The Jews will not stop on the land the sceptics say, it writes. At the first opportunity, they tell us, the Jews will go back to trading. This is a question which cuts at the root of the whole movement. Let us see, therefors, what an authoritative non-Jew has to say on the subject.

The head of the Agricultural Department for the District of Odessa, M. Tcherbakov, has been investigating the conditions among the Jews who have come from various parts of the Soviet Republics to take up agriculture in his district. He has visited practically all the settlements and studied conditions on the spot. He is concerned with the question purely from the technical point of view as an expert on agriculture. In his report submitted to his Department, he says:

“Conditions among the Jewish transmigrants on the land in the Odessa District are highly critical. They are suffering extreme want. They are the most poverty-stricken section of the land-working population, and they have other than material difficulties to contend with. Yet there is no panic among them; no feeling of despair. On the contrary. They are hard-working people, and have already achieved a great deal. They have come to work on

the land as a permanency. It is not a passing phase with them. I have seen them at work. They love the land, they do their work with greater devotion and diligence than the peasants. The collective settlements of many of these transmigrant groups are already despite the difficulties, among the fairest and most productive in their district. It is hard to believe that these are all people, until very recently spent their lives in a huckstering atmosphere as peddlers, shopkeepers, middlemen and artisans. They have acclimated themselves completely to the peasant type. Their whole concern is the land. I cannot imagine that they will ever leave it.

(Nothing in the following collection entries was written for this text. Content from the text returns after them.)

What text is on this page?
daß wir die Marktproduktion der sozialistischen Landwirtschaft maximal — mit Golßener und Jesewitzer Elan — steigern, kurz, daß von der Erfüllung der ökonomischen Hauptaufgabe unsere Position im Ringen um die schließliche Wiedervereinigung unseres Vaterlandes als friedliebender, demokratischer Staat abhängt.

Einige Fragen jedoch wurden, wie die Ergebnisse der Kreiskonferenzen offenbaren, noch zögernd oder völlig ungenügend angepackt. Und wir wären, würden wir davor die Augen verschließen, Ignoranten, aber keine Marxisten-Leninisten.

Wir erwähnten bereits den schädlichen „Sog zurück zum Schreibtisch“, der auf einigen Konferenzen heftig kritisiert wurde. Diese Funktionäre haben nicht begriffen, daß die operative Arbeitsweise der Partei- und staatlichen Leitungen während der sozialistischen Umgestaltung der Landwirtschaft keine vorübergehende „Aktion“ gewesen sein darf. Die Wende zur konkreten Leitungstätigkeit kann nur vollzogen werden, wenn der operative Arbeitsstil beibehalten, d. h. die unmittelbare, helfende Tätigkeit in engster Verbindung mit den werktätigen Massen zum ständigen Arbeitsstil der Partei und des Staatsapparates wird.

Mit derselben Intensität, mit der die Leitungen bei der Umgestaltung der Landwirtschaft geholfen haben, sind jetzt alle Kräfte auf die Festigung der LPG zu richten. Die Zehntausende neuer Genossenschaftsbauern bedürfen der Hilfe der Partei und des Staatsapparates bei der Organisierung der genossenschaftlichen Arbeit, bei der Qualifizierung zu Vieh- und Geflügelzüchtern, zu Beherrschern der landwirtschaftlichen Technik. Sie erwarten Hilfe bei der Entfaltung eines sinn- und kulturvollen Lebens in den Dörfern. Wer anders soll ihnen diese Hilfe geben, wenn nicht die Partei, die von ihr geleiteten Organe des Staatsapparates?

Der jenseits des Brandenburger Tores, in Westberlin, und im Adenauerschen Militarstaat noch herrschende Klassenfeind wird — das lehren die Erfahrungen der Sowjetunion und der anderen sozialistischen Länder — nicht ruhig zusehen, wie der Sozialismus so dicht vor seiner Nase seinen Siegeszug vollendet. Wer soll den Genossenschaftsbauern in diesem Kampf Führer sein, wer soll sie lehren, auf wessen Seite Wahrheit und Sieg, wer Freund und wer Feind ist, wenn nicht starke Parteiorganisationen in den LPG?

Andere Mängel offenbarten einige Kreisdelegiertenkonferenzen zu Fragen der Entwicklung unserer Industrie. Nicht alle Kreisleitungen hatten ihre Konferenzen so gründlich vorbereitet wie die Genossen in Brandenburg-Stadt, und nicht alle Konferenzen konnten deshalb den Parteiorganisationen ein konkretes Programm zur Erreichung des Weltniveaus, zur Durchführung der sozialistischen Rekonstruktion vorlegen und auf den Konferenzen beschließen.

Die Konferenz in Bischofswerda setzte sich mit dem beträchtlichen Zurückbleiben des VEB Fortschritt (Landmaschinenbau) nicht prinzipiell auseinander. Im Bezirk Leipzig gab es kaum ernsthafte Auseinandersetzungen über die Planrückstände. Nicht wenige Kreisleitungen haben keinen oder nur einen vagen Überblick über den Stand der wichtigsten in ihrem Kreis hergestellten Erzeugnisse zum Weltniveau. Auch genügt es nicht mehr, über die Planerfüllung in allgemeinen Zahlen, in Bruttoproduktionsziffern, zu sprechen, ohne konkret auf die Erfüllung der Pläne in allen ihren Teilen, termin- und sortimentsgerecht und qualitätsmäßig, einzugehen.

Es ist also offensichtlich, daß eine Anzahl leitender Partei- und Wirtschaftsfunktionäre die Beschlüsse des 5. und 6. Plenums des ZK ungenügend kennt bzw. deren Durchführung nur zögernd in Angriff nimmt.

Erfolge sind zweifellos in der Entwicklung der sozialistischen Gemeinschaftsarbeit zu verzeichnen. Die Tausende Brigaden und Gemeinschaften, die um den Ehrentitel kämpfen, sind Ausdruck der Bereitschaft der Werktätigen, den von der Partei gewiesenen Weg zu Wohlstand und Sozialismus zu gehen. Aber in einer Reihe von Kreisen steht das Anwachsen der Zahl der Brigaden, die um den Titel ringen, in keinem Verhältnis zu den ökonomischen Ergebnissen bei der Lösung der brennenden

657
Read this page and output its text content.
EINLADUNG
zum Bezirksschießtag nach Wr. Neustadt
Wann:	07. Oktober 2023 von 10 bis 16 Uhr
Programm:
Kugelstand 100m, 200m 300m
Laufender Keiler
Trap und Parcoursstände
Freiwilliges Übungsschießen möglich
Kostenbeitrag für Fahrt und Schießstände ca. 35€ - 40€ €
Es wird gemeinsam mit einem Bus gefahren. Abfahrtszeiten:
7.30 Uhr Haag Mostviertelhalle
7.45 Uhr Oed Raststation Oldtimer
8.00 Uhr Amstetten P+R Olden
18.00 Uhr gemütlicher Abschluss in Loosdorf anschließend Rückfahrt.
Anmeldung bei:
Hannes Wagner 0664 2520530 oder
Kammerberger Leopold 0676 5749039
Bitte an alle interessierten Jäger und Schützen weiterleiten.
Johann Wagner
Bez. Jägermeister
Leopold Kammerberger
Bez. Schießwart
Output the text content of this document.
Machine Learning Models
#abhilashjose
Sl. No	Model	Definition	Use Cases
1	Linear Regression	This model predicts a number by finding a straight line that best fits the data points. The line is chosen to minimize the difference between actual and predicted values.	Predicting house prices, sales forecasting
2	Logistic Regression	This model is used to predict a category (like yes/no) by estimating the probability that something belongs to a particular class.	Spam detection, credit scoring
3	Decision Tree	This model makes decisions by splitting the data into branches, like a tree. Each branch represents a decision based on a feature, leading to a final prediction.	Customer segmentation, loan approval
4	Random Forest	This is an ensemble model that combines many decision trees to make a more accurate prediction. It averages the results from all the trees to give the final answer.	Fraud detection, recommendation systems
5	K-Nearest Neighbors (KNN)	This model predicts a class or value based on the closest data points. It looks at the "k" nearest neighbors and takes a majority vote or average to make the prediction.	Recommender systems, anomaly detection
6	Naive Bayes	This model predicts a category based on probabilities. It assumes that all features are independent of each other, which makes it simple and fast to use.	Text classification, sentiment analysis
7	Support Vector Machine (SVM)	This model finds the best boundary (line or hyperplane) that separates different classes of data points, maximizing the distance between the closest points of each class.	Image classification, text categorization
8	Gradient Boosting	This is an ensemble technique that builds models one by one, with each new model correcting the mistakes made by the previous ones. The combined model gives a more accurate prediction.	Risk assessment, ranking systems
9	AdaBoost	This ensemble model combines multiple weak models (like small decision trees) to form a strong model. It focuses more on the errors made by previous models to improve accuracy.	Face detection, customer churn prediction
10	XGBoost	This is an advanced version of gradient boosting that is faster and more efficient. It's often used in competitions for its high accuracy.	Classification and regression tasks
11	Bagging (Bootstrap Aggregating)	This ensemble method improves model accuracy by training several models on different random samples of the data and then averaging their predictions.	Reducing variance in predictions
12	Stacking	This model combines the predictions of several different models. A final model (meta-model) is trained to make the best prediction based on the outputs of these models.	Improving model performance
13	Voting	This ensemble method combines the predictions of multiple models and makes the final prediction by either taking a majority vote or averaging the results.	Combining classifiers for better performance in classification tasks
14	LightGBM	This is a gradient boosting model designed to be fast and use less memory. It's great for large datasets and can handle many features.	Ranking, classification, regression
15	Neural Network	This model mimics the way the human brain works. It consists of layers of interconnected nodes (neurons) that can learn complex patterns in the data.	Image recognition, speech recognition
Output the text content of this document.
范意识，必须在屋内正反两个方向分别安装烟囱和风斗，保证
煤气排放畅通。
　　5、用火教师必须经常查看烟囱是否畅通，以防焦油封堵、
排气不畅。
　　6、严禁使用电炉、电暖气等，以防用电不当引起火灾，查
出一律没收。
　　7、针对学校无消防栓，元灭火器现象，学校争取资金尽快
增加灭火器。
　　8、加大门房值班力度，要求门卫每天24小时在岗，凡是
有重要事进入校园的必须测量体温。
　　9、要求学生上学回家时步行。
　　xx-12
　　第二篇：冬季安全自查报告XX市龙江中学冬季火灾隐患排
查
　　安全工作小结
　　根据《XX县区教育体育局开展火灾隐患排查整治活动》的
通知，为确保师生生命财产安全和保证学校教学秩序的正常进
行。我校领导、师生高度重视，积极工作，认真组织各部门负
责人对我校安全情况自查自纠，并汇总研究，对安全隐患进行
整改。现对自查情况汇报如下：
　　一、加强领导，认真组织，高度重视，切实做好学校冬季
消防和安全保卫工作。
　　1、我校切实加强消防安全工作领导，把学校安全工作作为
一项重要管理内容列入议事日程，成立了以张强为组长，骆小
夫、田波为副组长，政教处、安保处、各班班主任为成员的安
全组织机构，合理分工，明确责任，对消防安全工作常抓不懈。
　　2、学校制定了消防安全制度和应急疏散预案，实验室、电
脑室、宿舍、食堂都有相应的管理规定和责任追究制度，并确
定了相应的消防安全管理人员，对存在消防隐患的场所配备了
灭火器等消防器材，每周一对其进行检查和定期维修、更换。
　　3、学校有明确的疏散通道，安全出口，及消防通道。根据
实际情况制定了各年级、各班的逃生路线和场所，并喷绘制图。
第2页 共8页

“The peasants in certain places are not altogether sympathetic with the Jewish transmigrants. Some are even hostile to them. It is the old feeling of prejudice against the Jews. They fear the Jews will not till the land with their own hands, but will want to exploit the peasants. It is a prejudice which has been fostered by the counter-revolutionaries who see the land which they hoped would one day go back to the land-owners, distributed among the poor Jews who are devoting themselves in earnest to a life of toil on the land. I am convinced that the Jews are settling down to agriculture in a spirit which leaves no doubt that they intend to remain on the land always.”